Largest single-year grant from CCSF will lead to Circleville 5th graders having more quality hands-on technology for classes and future middle school curriculum
Schools are among the biggest users of Google’s popular Chromebooks – these small, highly portable laptops are designed to interface conveniently with the internet and use the resources of the ‘cloud’ for programming, searches, and formatting. Sound a little far out for you? Well, for some 5th grade school students in Circleville, using Chromebooks will become part of everyday classroom activities, thanks to the Foundation’s recent grant.
This school year 25 new Chromebooks are already being used regularly by 5th graders attending the Circleville Elementary School – and the activity will help prepare them for middle school, where beginning in the 6th grade there is now a one-for-one ratio of students and computers. The fifth graders will not only have more computer training but substantially more quality time to conduct rudimentary research, practice tests, work on classroom projects, prepare presentations and write reports. The purchase, made possible by the largest single program grant awarded by the Circleville City School Foundation (CCSF), allows the students more individual time to explore technology and more opportunities to absorb the capabilities of computer technology.
“These additional computers will be extremely valuable in getting students comfortable with technology and how it can be used.
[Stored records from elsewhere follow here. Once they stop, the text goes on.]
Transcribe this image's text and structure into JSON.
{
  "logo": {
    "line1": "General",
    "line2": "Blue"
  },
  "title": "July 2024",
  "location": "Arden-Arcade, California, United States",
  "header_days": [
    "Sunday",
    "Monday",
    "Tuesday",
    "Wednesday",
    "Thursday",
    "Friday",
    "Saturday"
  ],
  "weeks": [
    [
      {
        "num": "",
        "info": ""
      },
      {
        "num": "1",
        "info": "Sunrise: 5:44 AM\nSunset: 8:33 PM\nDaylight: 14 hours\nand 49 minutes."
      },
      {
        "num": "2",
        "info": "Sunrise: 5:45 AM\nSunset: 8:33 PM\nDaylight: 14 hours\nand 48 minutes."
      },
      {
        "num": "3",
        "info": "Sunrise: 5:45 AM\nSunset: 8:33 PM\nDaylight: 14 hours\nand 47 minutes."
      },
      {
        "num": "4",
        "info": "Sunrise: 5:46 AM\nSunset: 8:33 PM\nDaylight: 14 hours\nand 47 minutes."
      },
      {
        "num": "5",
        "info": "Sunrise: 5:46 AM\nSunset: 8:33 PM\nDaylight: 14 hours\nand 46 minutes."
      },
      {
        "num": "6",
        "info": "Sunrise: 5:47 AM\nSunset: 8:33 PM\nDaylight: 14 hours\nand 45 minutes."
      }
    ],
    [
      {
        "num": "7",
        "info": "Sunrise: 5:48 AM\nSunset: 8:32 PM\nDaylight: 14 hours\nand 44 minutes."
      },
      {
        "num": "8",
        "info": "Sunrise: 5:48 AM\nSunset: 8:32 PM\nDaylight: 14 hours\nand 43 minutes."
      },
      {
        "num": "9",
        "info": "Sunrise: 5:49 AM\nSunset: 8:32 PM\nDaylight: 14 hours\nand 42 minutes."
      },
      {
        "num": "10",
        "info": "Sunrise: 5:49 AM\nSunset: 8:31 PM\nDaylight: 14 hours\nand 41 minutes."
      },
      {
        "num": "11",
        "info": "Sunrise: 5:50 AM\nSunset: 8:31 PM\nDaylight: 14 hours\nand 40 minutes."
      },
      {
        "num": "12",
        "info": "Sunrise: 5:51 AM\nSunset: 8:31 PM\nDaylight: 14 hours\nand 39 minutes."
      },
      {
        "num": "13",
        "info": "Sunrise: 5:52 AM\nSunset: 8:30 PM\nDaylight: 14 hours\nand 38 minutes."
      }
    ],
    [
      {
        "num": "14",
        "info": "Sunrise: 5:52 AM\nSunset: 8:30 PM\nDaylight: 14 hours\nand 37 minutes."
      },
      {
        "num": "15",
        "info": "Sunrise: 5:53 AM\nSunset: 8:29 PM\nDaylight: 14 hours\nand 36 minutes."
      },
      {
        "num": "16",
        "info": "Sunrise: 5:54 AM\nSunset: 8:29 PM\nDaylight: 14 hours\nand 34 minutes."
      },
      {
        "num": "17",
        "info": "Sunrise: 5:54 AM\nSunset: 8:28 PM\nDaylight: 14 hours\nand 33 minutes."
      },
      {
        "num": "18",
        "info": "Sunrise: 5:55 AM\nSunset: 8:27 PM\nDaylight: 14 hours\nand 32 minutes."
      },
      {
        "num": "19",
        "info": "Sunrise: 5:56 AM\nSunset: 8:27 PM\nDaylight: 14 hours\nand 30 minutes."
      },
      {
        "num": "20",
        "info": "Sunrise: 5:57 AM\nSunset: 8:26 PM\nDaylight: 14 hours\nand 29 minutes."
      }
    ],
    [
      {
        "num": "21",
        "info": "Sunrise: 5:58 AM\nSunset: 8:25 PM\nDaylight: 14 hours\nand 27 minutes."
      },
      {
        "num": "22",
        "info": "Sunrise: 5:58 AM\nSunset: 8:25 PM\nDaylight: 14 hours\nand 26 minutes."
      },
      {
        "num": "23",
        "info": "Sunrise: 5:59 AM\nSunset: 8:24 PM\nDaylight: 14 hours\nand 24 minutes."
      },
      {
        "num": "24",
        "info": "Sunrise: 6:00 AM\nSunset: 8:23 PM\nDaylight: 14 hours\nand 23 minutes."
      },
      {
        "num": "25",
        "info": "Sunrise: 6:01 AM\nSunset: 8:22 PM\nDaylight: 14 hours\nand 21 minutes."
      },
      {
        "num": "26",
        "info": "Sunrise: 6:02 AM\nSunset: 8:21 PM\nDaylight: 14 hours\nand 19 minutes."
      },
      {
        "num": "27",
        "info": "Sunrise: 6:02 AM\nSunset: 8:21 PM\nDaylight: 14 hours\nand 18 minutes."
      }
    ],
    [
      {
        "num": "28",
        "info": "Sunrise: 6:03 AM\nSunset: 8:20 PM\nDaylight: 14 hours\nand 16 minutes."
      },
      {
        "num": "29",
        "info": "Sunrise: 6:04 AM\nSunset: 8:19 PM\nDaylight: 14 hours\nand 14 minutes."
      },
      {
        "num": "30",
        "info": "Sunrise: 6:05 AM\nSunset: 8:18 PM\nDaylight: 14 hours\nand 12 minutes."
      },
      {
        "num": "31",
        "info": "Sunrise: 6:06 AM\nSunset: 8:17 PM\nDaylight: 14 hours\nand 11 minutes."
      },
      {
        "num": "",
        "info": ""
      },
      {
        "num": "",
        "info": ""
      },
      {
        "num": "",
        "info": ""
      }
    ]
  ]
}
They will help us bridge the differences between elementary school and middle school,” explained Intermediate Elementary Principal Karen Bullock.
Fifth grade teacher Tami Clark, who was instrumental in submitting the grant application to the Educational Projects and Grants Committee, stated that fifth grade teachers “would like to move to a STEM-based (science, technology, engineering, and math) curriculum.” She noted that with the addition of the new Chromebooks that “a culminating activity or performance-based activity” would be possible as well as practical for the fifth grade students.
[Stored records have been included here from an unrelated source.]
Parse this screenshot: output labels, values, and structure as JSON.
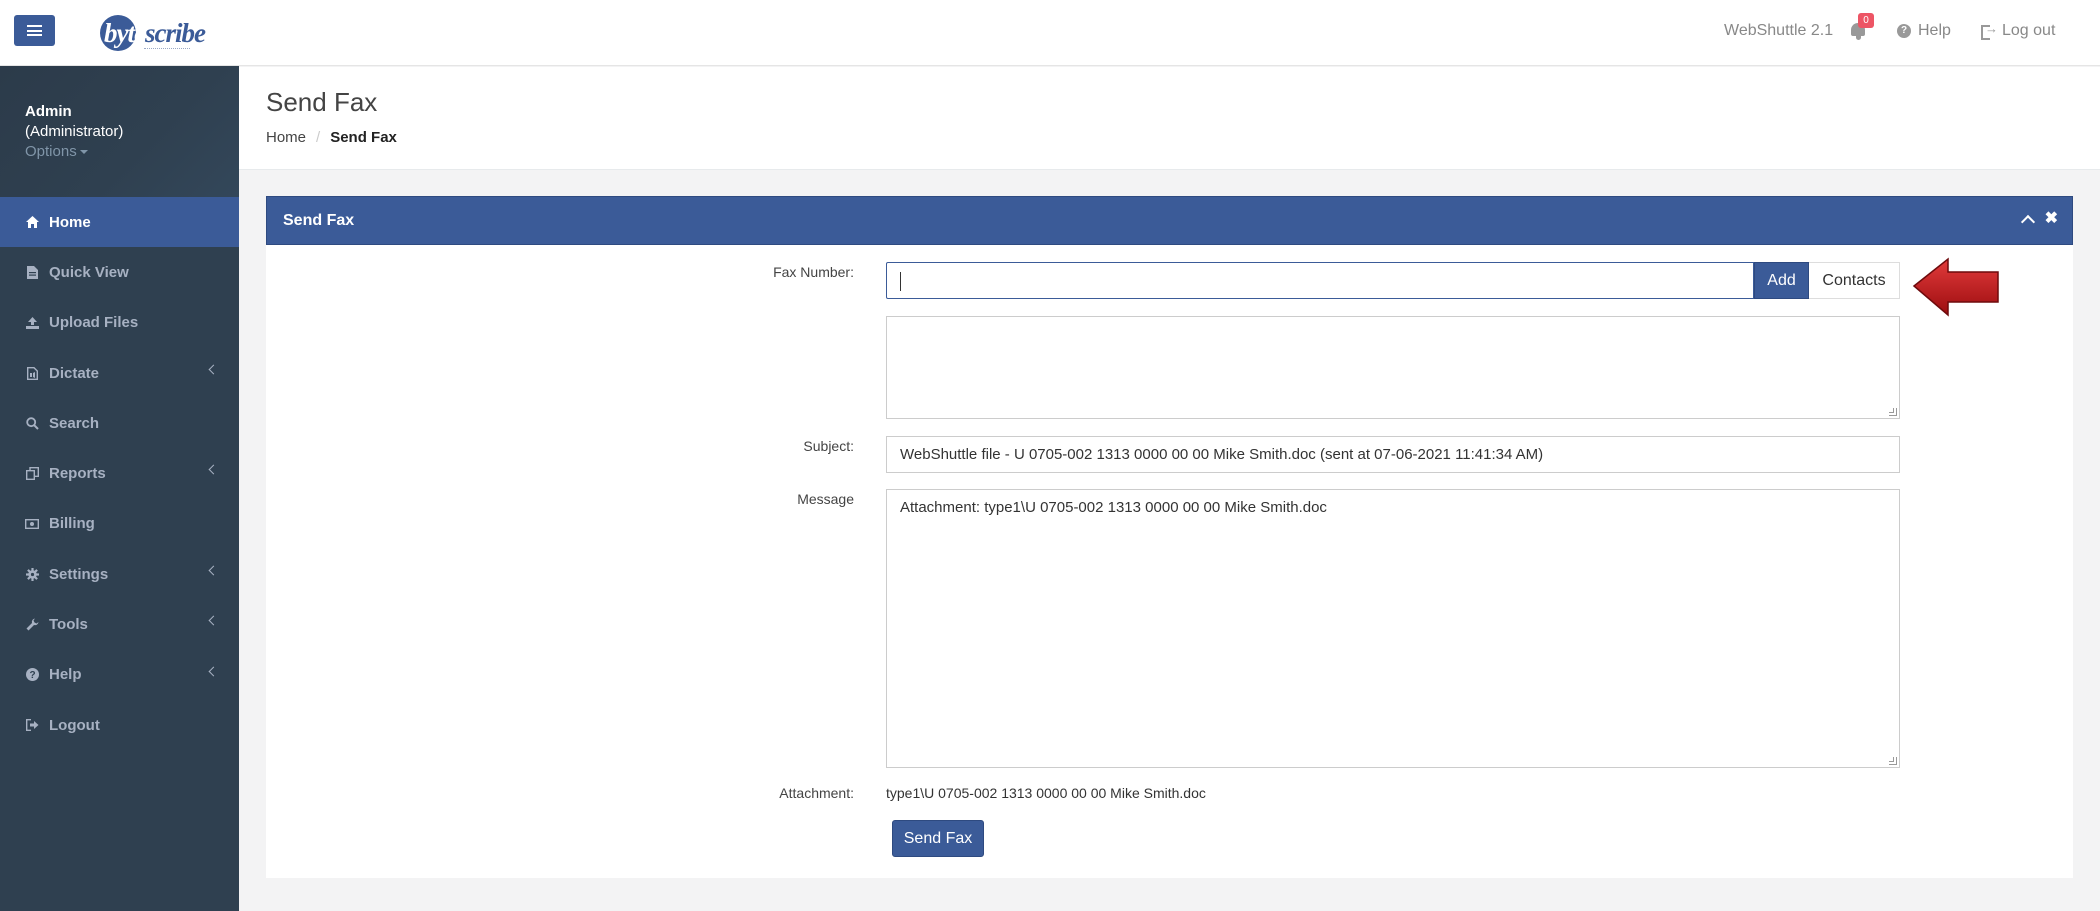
{
  "topbar": {
    "version": "WebShuttle 2.1",
    "notification_count": "0",
    "help": "Help",
    "logout": "Log out"
  },
  "logo": {
    "text_dark_1": "by",
    "text_light": "te",
    "text_dark_2": "scribe"
  },
  "profile": {
    "name": "Admin",
    "role": "(Administrator)",
    "options": "Options"
  },
  "sidebar": {
    "items": [
      {
        "label": "Home",
        "icon": "home-icon",
        "active": true,
        "submenu": false
      },
      {
        "label": "Quick View",
        "icon": "file-icon",
        "active": false,
        "submenu": false
      },
      {
        "label": "Upload Files",
        "icon": "upload-icon",
        "active": false,
        "submenu": false
      },
      {
        "label": "Dictate",
        "icon": "audio-file-icon",
        "active": false,
        "submenu": true
      },
      {
        "label": "Search",
        "icon": "search-icon",
        "active": false,
        "submenu": false
      },
      {
        "label": "Reports",
        "icon": "copy-icon",
        "active": false,
        "submenu": true
      },
      {
        "label": "Billing",
        "icon": "money-icon",
        "active": false,
        "submenu": false
      },
      {
        "label": "Settings",
        "icon": "gear-icon",
        "active": false,
        "submenu": true
      },
      {
        "label": "Tools",
        "icon": "wrench-icon",
        "active": false,
        "submenu": true
      },
      {
        "label": "Help",
        "icon": "question-icon",
        "active": false,
        "submenu": true
      },
      {
        "label": "Logout",
        "icon": "sign-out-icon",
        "active": false,
        "submenu": false
      }
    ]
  },
  "page": {
    "title": "Send Fax",
    "breadcrumb": {
      "home": "Home",
      "current": "Send Fax"
    }
  },
  "form": {
    "panel_title": "Send Fax",
    "fax_number_label": "Fax Number:",
    "fax_number_value": "",
    "add_label": "Add",
    "contacts_label": "Contacts",
    "subject_label": "Subject:",
    "subject_value": "WebShuttle file - U 0705-002 1313 0000 00 00 Mike Smith.doc (sent at 07-06-2021 11:41:34 AM)",
    "message_label": "Message",
    "message_value": "Attachment:  type1\\U 0705-002 1313 0000 00 00 Mike Smith.doc",
    "attachment_label": "Attachment:",
    "attachment_value": "type1\\U 0705-002 1313 0000 00 00 Mike Smith.doc",
    "send_label": "Send Fax"
  },
  "colors": {
    "brand": "#3b5b98",
    "sidebar_bg": "#2f4050",
    "badge": "#ed5565",
    "arrow": "#c4161c"
  }
}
In addition to enriching the students educational experiences (and personal capabilities), Clark added that “computers would assist the school in monitoring progress of individual students and help identify students who may need additional instruction or help.”
There are approximately 161 fifth graders enrolled for the 2015-2016 academic year. Additional Chromebooks will provide substantially more time for each student to learn more about the capabilities of a computer. “This will carry us into the future and ensure that the students are comfortable with the technology that they need to succeed in school and beyond the classroom,” offered Bullock. “It will touch all the students in the fifth grade,” she added.